As well as the satisfaction of helping steer diskant in the best direction, one lucky random person will win A PRIZE consisting of the following.

– Some half decent CDs that have been reviewed on diskant or have been sitting here so long the band released something newer. Will likely include some things by FatCat, Resonant and Fortuna Pop!
– A Japanese origami paper covered notebook, handmade by me
– An Asking For Trouble box set, if you don’t already have one
A tin of German soup containing chicken, mango, pineapple and banana (no, really!)*
– A highly sought after diskant badge
– A corporate branded pen from my work
– A plastic stress monkey with googly eyes
– A plastic light-up pen with a dog on top
– A plastic San-X WanRoom table in the shape of a dog (from JAPAN!)
– Whatever else comes to hand in diskant HQ

How can you resist? Here is a picture of some of it. I haven’t gone through the CDs yet.

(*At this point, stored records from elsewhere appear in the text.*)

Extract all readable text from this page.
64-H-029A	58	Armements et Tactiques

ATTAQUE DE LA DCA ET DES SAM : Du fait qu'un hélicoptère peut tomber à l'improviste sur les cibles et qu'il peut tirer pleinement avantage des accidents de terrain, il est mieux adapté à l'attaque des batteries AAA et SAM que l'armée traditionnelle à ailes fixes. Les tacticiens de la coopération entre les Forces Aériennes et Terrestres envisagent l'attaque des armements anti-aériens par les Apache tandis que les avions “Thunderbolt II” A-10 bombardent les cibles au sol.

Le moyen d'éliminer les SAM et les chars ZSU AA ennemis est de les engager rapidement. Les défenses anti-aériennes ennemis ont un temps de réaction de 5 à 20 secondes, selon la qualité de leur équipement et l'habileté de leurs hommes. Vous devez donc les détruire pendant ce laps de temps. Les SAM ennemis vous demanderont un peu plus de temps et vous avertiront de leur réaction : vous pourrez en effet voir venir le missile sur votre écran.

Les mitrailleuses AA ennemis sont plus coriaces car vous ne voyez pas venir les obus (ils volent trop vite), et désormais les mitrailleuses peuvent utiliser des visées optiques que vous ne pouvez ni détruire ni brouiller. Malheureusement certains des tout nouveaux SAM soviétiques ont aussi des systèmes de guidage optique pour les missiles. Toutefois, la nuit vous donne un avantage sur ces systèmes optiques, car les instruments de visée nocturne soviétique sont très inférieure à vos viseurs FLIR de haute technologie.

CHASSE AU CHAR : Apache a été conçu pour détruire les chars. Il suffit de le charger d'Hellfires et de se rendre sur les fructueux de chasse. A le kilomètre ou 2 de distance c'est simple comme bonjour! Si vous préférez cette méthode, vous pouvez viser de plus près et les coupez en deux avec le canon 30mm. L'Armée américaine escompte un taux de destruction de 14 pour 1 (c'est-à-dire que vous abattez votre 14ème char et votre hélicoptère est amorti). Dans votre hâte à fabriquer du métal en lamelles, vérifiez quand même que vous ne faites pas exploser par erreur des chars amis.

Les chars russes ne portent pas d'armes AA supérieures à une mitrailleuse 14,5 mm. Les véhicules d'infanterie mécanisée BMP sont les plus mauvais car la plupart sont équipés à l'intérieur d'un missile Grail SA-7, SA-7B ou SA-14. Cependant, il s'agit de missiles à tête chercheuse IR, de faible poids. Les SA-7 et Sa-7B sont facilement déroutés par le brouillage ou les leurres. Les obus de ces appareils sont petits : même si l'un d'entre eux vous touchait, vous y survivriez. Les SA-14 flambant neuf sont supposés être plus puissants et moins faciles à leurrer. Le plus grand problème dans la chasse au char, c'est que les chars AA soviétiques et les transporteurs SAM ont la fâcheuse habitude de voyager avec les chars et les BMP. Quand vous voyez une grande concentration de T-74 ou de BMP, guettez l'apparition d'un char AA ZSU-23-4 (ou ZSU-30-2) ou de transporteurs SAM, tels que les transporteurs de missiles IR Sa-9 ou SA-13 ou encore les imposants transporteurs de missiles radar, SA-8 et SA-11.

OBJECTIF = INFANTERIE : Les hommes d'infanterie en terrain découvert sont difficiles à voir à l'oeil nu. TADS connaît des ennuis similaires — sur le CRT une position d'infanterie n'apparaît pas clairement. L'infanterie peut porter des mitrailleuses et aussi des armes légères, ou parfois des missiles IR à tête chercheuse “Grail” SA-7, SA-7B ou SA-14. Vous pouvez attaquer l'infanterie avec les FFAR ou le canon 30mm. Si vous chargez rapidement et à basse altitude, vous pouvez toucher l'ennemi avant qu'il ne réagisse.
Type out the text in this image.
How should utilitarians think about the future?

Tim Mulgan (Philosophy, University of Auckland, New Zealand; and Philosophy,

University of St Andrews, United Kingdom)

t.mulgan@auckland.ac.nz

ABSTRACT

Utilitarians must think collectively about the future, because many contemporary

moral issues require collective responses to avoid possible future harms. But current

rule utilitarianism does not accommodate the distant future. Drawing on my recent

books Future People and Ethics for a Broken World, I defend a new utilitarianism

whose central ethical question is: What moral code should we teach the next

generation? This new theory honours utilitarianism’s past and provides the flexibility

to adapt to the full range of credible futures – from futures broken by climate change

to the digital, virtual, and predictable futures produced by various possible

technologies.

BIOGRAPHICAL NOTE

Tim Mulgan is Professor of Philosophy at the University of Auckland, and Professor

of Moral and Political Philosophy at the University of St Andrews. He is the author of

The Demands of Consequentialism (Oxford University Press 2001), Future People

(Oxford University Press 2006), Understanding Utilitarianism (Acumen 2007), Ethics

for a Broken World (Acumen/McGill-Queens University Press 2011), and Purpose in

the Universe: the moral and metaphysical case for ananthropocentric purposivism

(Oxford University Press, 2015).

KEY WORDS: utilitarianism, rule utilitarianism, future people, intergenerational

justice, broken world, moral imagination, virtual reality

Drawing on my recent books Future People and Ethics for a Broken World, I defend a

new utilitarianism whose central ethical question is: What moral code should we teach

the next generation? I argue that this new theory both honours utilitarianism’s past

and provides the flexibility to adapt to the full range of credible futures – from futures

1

So, what are you waiting for?

THE SURVEY IS HERE

*In the event of our winner not residing in the UK I am not even going to try posting the soup. If this happens I promise to eat it myself and report back.

Trail of Dead, Oran Mor, Glasgow

Posted: February 18th, 2007, by Marceline Smith

It really has been a while. I last saw Trail of Dead live maybe two years ago (maybe three!) and this was a bit of a come down for both of us. They had been downgraded from the QM to the much much smaller Oran Mor and I was reduced to standing on a chair at the back of the venue rather than stageside. They are so much more suited to smaller venues though that it was more of a treat then anything. But first there was Forget Cassettes, the other band of one of the new TOD guys (I keep getting them mixed up…) who had so many technical difficulties that they only got to play about 4 songs. With retro grumbly keyboards, strong female vocals and swathes of guitar noise they were a bit like a noise goth PJ Harvey, the singer similarly striking. I was not in good shape though so they mostly gave me a sore head. Later I managed to totally bash my head in and have a nice bump to show for it. In the olden days this would have been due to excessive fun, these days it is because of tiredness and not looking where I’m going. Sigh.

So, Trail of Dead. The first two songs were utterly atrocious, so much so that I actually almost left. Relative Ways has never been in my top 100 TOD songs and I don’t think Conrad has ever managed to hit those high notes so it was all quite painful. Surprisingly, it was another song I never liked, The Best from Worlds Apart, that turned things around and had them back at what they do best – riot action prog rock. A few Jason songs with him careering around the place like the mentalist he is ( in the audience, up the speaker stacks) got everything properly started and from then on it was all good, if a bit ragged round the edges. Never having been the biggest followers of professionalism or, well, being in tune, they just pulled out all the old stuff and had fun with it, the new guys helping free up Conrad and Jason for more audience interation. Totally Natural, Richter Scale Madness and, of course, A Perfect Teenhood all got the extended fervoured spoken word extended middle treatment and were triple the fun. It all felt like a celebration, like those early days of mayhem and over-excitement. I felt quite nostalgic really. They may have never fulfilled their potential or made their millions but they still know how to work a crowd and how to entertain and how to make me laugh and that’s good enough for me.